Running keeps me sane. Running barefoot makes me saner.
It’s a truism among runners that running’s “cheaper than therapy.” I’ve even seen t-shirts that say that. The reasons why vary from runner to runner. Sometimes it’s about stress relief. Sometimes it’s about endorphins. Sometimes it’s simply about having time alone to think. For me, it’s all of the above, plus the ability to access some deep psychological processes that allow inner healing to happen.
That’s why you’ll read very little (most of the time, anyway) in this blog about races, pace times, and running with other people. You will find, though, a fair amount about form and nutrition and solitude. Those are the elements of running that work for me, and they’re the ones I stay with.
Running as therapy is exactly what I need right now. It’s going to take me through an upcoming set of events in my life that will produce a fair amount of stress.
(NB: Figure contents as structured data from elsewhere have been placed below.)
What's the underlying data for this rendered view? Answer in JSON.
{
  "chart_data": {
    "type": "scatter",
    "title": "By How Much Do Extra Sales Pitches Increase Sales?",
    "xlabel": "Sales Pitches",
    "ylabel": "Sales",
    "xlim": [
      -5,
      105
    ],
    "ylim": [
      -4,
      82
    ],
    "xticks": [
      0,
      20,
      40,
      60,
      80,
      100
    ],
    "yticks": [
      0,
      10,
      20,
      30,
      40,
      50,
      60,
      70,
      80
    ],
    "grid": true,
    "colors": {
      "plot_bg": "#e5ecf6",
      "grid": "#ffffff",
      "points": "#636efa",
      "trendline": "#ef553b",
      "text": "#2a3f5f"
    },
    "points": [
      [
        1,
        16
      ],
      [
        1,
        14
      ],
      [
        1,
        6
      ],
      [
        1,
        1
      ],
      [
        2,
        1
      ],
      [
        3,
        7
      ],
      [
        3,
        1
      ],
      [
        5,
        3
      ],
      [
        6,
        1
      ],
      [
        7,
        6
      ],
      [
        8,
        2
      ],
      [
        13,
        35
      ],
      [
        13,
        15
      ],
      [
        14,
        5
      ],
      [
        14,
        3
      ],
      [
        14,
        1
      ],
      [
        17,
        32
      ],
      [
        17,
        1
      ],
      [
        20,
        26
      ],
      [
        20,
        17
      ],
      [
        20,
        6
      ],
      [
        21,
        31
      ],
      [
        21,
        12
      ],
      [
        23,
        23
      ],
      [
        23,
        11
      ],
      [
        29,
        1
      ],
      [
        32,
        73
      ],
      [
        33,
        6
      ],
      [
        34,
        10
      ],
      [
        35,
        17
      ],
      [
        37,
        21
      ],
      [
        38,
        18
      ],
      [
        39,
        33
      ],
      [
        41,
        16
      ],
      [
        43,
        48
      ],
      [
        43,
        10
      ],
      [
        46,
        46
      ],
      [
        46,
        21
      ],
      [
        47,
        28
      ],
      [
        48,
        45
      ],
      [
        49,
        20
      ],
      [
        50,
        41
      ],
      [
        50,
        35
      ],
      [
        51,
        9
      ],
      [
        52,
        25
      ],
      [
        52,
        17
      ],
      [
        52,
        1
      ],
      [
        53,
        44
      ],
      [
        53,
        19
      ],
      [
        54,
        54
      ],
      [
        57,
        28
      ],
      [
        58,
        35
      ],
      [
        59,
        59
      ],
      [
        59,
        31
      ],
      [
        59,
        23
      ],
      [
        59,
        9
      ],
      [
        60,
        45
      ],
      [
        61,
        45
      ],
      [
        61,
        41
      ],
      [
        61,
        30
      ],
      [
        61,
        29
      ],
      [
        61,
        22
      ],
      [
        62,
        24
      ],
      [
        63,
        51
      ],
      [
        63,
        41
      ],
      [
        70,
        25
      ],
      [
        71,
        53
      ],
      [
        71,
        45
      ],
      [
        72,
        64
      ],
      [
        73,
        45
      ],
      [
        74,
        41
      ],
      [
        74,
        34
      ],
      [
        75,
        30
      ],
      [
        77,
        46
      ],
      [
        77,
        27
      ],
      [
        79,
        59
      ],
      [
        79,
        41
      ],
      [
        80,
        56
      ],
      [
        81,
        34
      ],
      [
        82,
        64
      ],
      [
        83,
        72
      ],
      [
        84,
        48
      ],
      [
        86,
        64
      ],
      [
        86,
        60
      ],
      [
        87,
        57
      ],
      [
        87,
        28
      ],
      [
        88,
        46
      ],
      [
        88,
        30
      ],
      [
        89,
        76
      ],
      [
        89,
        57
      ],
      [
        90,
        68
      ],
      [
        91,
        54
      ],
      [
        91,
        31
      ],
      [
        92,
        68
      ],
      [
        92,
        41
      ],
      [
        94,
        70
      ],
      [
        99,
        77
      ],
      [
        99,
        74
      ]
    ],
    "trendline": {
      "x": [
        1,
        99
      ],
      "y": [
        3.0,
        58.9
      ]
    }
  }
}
In a couple of weeks, there’ll be a memorial gathering for my father, who died about two weeks ago. I wasn’t at all close to him, and we’re not a close family, which will make it that much harder. The psyche gets pretty raw at times like that, and I’m going to need to be clear.
Immediately after that, I hope to start finding out where in my body the recurring cancer is. First up will be a day of tests in two different hospitals to set the stage; then, a full day in one of those hospitals undergoing an experimental imaging process that will indicate what steps need to be taken next. One of the major issues about living with cancer is that you just don’t know what’s going to happen. Living with fear is not an option, though, so all I can do is get on with it.
At the end of August, I’ll do a 10K charity run which raises funds to fight “cancers below the waist,” i.e., prostate, colon, cervical, and ovarian. It’ll be a run, not a race, for me, and a chance to give back a little bit for the fact that I’m still here. But I also expect that doing the run will bring some deep emotions to the surface.
Long story short? From now on, in running and in life, my strategy is not to hurry. There’s so much here to enjoy, and I want to take it all in.